Рене Пернелль, еще один человек из окружения отца, тоже открыл ночное заведение, которое называлось «Игла». Оно стало конкурентом «Овчарне» моего отца. Наконец открылся и третий ночной клуб, на въезде в город, «400 выстрелов». Один из собственников жил прямо над нами. Его звали Франсуа. Молодой, красивый и мрачный, он обладал шармом инспектора Гарри
[13]. Это отличало его от моего отца, который был своего рода «Конаном-варваром». Моя мать не поддавалась обаянию нового жильца, ей было достаточно одного владельца ночного клуба в ее жизни, чтобы иметь дело с еще одним. Тем не менее они часто пересекались, и между ними в конце концов завязался диалог.
Франсуа был всего лишь одним из совладельцев ночного клуба, просто ради того, чтобы не отставать от приятелей. Это не было его призванием. Он был автогонщиком. И происходил из буржуазной семьи, как и Кэти.
Оба мои родителя, израненные и уставшие, явно стремились к лучшей, более спокойной семейной жизни; к созданию новой семьи, в которой конкретно мне места не нашлось.
Мой отец ошивался в баре с Кэти, Франсуа ел блины у моей матери, ну а я изнывал от тоски на уроках. Напряжение все росло.

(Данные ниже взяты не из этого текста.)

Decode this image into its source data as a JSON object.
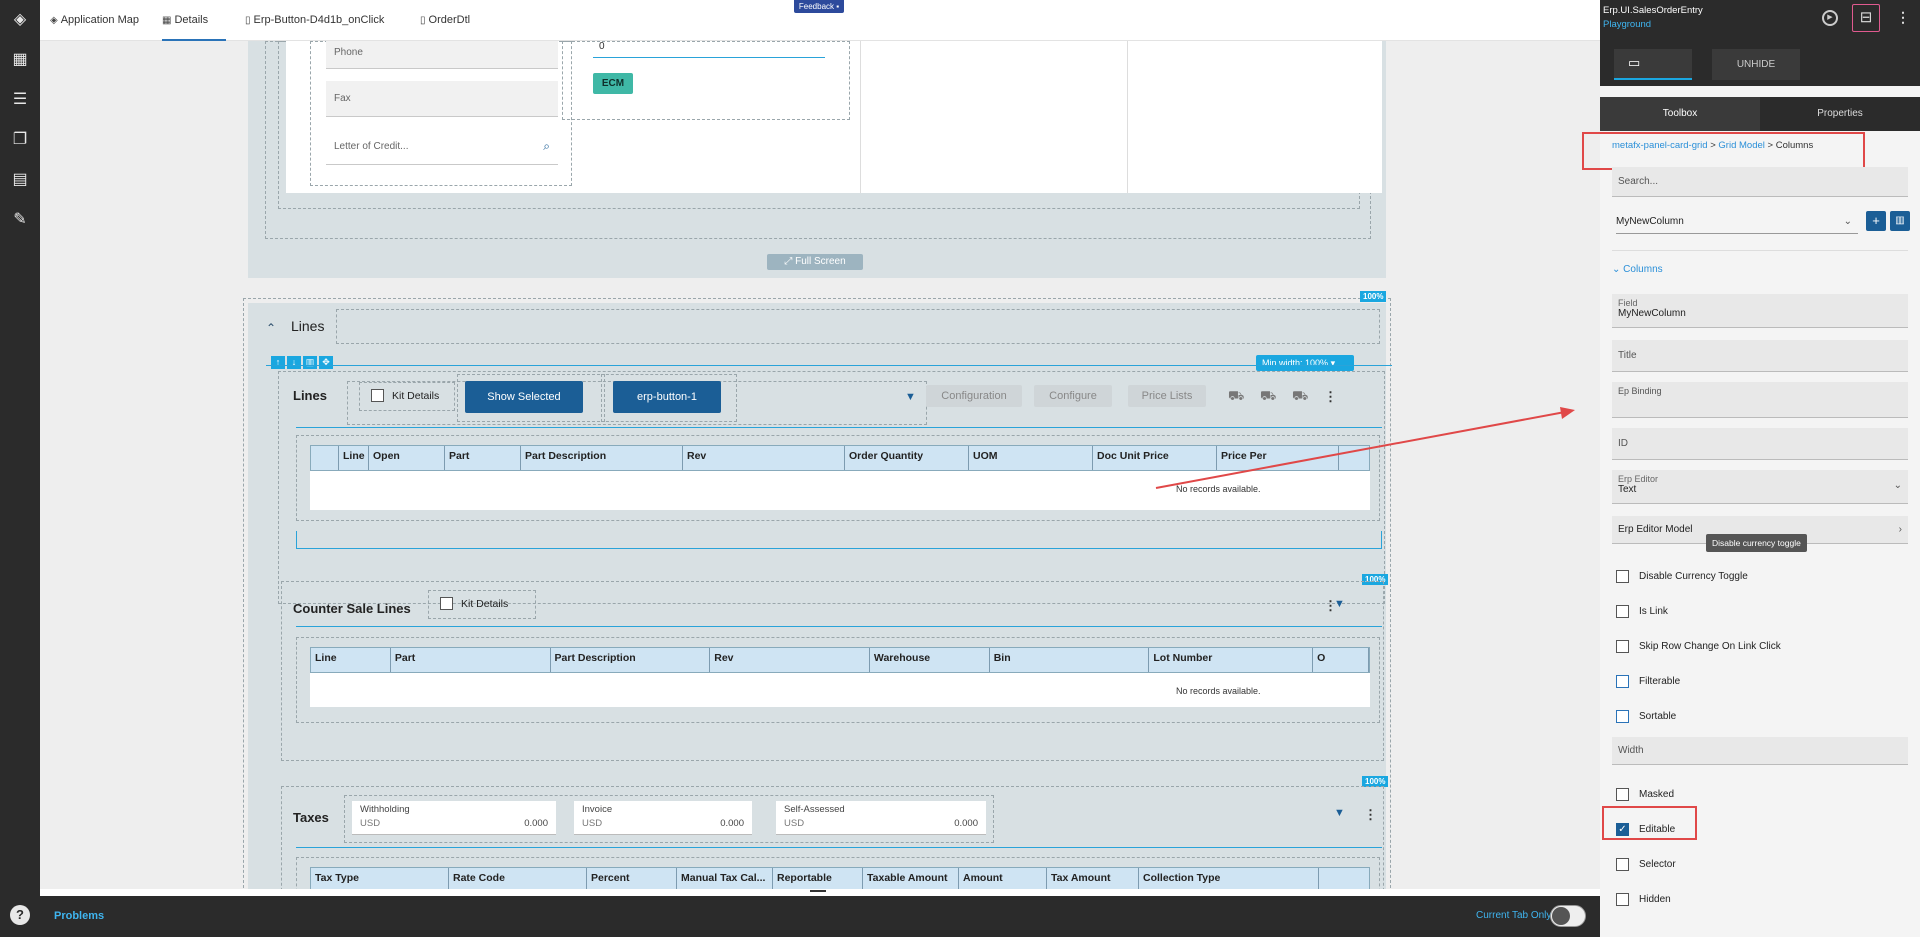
{
  "tabs": [
    {
      "icon": "cube-icon",
      "label": "Application Map"
    },
    {
      "icon": "grid-icon",
      "label": "Details"
    },
    {
      "icon": "",
      "label": "Erp-Button-D4d1b_onClick"
    },
    {
      "icon": "doc-icon",
      "label": "OrderDtl"
    }
  ],
  "feedback_label": "Feedback",
  "top_section": {
    "phone": "Phone",
    "fax": "Fax",
    "letter_of_credit": "Letter of Credit...",
    "num_value": "0",
    "ecm_label": "ECM",
    "full_screen": "Full Screen"
  },
  "lines": {
    "header": "Lines",
    "percent": "100%",
    "min_width": "Min width: 100%",
    "title": "Lines",
    "kit_details": "Kit Details",
    "show_selected": "Show Selected",
    "erp_button": "erp-button-1",
    "configuration": "Configuration",
    "configure": "Configure",
    "price_lists": "Price Lists",
    "columns": [
      "Line",
      "Open",
      "Part",
      "Part Description",
      "Rev",
      "Order Quantity",
      "UOM",
      "Doc Unit Price",
      "Price Per"
    ],
    "no_records": "No records available."
  },
  "counter": {
    "percent": "100%",
    "title": "Counter Sale Lines",
    "kit_details": "Kit Details",
    "columns": [
      "Line",
      "Part",
      "Part Description",
      "Rev",
      "Warehouse",
      "Bin",
      "Lot Number",
      "O"
    ],
    "no_records": "No records available."
  },
  "taxes": {
    "percent": "100%",
    "title": "Taxes",
    "withholding": {
      "label": "Withholding",
      "currency": "USD",
      "value": "0.000"
    },
    "invoice": {
      "label": "Invoice",
      "currency": "USD",
      "value": "0.000"
    },
    "self_assessed": {
      "label": "Self-Assessed",
      "currency": "USD",
      "value": "0.000"
    },
    "columns": [
      "Tax Type",
      "Rate Code",
      "Percent",
      "Manual Tax Cal...",
      "Reportable",
      "Taxable Amount",
      "Amount",
      "Tax Amount",
      "Collection Type"
    ]
  },
  "bottom": {
    "problems": "Problems",
    "current_tab_only": "Current Tab Only"
  },
  "right": {
    "app_name": "Erp.UI.SalesOrderEntry",
    "env": "Playground",
    "unhide": "UNHIDE",
    "toolbox": "Toolbox",
    "properties": "Properties",
    "breadcrumb": [
      "metafx-panel-card-grid",
      "Grid Model",
      "Columns"
    ],
    "search_placeholder": "Search...",
    "selected_column": "MyNewColumn",
    "columns_section": "Columns",
    "field_label": "Field",
    "field_value": "MyNewColumn",
    "title_label": "Title",
    "ep_binding_label": "Ep Binding",
    "id_label": "ID",
    "erp_editor_label": "Erp Editor",
    "erp_editor_value": "Text",
    "erp_editor_model": "Erp Editor Model",
    "tooltip": "Disable currency toggle",
    "width_label": "Width",
    "checkboxes": [
      {
        "label": "Disable Currency Toggle",
        "checked": false
      },
      {
        "label": "Is Link",
        "checked": false
      },
      {
        "label": "Skip Row Change On Link Click",
        "checked": false
      },
      {
        "label": "Filterable",
        "checked": false
      },
      {
        "label": "Sortable",
        "checked": false
      },
      {
        "label": "Masked",
        "checked": false
      },
      {
        "label": "Editable",
        "checked": true
      },
      {
        "label": "Selector",
        "checked": false
      },
      {
        "label": "Hidden",
        "checked": false
      }
    ]
  },
  "colors": {
    "accent": "#1aa7e0",
    "dark": "#2b2b2b",
    "button": "#1b5e96",
    "annotation": "#e04848"
  }
}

Каждую ночь все три ночных клуба посылали людей расклеивать свои афиши прямо на афиши конкурентов. «Игла» продавала билеты на вечеринку «Лови удачу», «Овчарня» зазывала на кабаре, а «400 выстрелов» объявили о «пенной вечеринке». Клубы объявили друг другу войну. Настоящий вестерн. «Хороший, плохой, злой»
[14]или скорее «Отец, любовник и кузен». Полагаю, что именно с того времени мне не нравятся ни ночные клубы, ни вестерны.
Однажды вечером отец устроил «пиратскую» вечеринку и по случаю переоделся. На нем были сорочка с жабо, бандана, черная повязка на глазу и красный матерчатый пояс, за который он заткнул пластмассовую саблю. Шварценеггер в роли Джека Воробья.